More for less, as online viewing doubles
August 15, 2008
The report shows that in 2007 an average of seven hours and nine minutes a day was spent using an array of communications services – up by six minutes from 2002. "This includes watching television, surfing the net, using our mobiles, talking on a landline phone and listening to the radio," said Ofcom.
Despite this growth in use and take up, when it comes to paying for communications services, consumers get more for their pound. Overall average household spend on communications services was £93.63 a month in 2007, a fall of £1.53 (1.6 per cent) on the average spend in 2006 and a fall of £4.31 (4.4 per cent) since 2004. Ofcom attributes this to three main factors: discounts from bundles; lower prices for broadband and bargain hunting.

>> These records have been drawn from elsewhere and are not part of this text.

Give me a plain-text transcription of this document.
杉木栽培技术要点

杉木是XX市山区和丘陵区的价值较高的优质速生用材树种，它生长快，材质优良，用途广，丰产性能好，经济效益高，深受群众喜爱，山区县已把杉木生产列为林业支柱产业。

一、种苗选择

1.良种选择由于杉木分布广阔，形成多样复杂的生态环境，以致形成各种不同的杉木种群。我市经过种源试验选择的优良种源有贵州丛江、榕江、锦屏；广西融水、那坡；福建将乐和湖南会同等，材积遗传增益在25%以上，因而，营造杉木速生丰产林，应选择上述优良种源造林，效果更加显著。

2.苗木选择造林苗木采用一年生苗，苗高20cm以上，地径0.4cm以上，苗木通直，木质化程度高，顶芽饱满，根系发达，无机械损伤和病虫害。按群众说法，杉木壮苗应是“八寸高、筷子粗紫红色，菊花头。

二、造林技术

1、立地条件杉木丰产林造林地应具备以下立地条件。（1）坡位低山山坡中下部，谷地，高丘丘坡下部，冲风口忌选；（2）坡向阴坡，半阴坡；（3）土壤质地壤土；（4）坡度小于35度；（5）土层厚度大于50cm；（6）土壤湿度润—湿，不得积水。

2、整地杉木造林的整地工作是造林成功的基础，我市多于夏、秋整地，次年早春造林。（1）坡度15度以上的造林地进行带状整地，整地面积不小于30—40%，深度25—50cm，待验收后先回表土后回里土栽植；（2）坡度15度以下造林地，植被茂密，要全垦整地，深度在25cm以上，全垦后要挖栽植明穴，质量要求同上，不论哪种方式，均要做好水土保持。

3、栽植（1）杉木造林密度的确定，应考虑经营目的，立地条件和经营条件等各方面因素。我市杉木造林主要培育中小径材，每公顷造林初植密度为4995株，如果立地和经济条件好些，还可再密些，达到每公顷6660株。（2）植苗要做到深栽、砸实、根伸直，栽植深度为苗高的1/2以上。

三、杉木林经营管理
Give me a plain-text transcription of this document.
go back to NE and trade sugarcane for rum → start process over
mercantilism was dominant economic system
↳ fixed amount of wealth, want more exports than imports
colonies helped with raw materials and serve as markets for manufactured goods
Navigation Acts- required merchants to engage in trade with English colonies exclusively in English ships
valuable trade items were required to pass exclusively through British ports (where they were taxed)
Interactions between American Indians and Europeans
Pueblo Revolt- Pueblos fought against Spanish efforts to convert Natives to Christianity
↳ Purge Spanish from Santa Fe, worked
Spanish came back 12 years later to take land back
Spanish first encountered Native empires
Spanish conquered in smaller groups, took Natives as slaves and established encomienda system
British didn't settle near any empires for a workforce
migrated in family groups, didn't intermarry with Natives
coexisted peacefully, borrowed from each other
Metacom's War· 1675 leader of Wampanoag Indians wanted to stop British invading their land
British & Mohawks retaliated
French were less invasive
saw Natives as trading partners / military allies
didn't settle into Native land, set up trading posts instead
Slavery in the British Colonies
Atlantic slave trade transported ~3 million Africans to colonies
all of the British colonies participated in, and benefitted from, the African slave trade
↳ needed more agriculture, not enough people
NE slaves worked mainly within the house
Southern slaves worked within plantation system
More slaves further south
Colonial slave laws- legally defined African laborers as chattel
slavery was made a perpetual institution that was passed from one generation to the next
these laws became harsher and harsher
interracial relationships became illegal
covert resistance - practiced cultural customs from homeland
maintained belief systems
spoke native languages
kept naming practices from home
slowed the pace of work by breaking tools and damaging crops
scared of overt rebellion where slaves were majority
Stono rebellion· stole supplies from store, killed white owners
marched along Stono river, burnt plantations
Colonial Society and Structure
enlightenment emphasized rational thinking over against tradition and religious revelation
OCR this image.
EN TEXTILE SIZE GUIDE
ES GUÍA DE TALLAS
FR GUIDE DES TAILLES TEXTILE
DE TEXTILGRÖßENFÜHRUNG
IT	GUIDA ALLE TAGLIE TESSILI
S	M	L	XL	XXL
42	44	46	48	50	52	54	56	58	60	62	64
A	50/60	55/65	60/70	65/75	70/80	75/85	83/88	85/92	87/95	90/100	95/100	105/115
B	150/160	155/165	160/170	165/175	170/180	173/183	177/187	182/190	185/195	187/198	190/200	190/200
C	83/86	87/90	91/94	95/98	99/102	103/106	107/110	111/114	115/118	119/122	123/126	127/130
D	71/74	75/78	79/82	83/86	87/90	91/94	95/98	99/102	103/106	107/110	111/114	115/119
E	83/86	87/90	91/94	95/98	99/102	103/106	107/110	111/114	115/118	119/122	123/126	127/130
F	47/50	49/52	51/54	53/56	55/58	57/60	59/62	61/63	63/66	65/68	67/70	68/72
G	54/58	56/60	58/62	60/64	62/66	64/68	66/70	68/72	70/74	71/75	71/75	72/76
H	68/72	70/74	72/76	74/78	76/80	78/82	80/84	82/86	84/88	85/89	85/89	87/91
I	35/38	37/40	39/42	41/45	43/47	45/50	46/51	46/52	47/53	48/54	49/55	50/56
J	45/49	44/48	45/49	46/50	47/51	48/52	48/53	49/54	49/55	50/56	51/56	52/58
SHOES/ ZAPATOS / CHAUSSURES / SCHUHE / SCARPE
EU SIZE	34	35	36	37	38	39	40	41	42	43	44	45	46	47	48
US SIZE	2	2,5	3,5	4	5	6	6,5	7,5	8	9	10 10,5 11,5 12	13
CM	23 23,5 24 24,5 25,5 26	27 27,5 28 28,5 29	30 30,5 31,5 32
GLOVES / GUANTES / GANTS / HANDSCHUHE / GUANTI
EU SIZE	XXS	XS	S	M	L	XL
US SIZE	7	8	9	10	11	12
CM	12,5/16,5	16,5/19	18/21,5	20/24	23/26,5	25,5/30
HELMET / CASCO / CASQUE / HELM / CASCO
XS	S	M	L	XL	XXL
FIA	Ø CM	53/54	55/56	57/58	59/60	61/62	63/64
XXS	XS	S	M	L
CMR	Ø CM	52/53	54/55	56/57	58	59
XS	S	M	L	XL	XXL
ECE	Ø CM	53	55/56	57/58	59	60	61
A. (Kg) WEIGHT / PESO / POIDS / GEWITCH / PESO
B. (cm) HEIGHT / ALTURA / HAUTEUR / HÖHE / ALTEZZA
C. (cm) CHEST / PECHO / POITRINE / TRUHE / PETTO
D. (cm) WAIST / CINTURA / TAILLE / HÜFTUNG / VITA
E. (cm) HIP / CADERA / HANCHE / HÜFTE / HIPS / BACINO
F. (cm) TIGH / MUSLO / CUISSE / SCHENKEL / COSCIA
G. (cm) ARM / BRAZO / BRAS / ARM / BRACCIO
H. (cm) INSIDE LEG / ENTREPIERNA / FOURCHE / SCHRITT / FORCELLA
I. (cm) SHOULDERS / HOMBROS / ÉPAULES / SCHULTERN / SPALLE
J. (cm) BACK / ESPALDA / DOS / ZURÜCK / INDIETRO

In terms of TV viewing, Ofcom notes that whilst there has been a small increase in the number of minutes spent each day watching the TV (218 minutes in 2007, compared with 216 in 2006), we are increasingly taking control of our TV viewing. Viewers are watching programmes when they want and how they want, rather than just relying on the TV schedules.
The proportion of people with an Internet connection who are watching TV programmes online more than doubled from eight to 17 per cent in twelve months. The BBC iPlayer, which enables viewers to watch programmes up to a week after they were broadcast, delivered more than 700,000 daily video streams in May 2008. Nearly a third of Internet users (32 per cent) watched video clips and webcasts in 2007, compared to a fifth (21 per cent) in 2006. The number of UK Internet users who watched YouTube, reached 9 million in April this year, nearly 50 per cent more than a year ago.
More viewers are now able to choose when to watch, pause and rewind live TV. At the end of 2007, nearly six million households (23 per cent) had a Digital Video Recorder (DVR) up by 53 per cent in a year.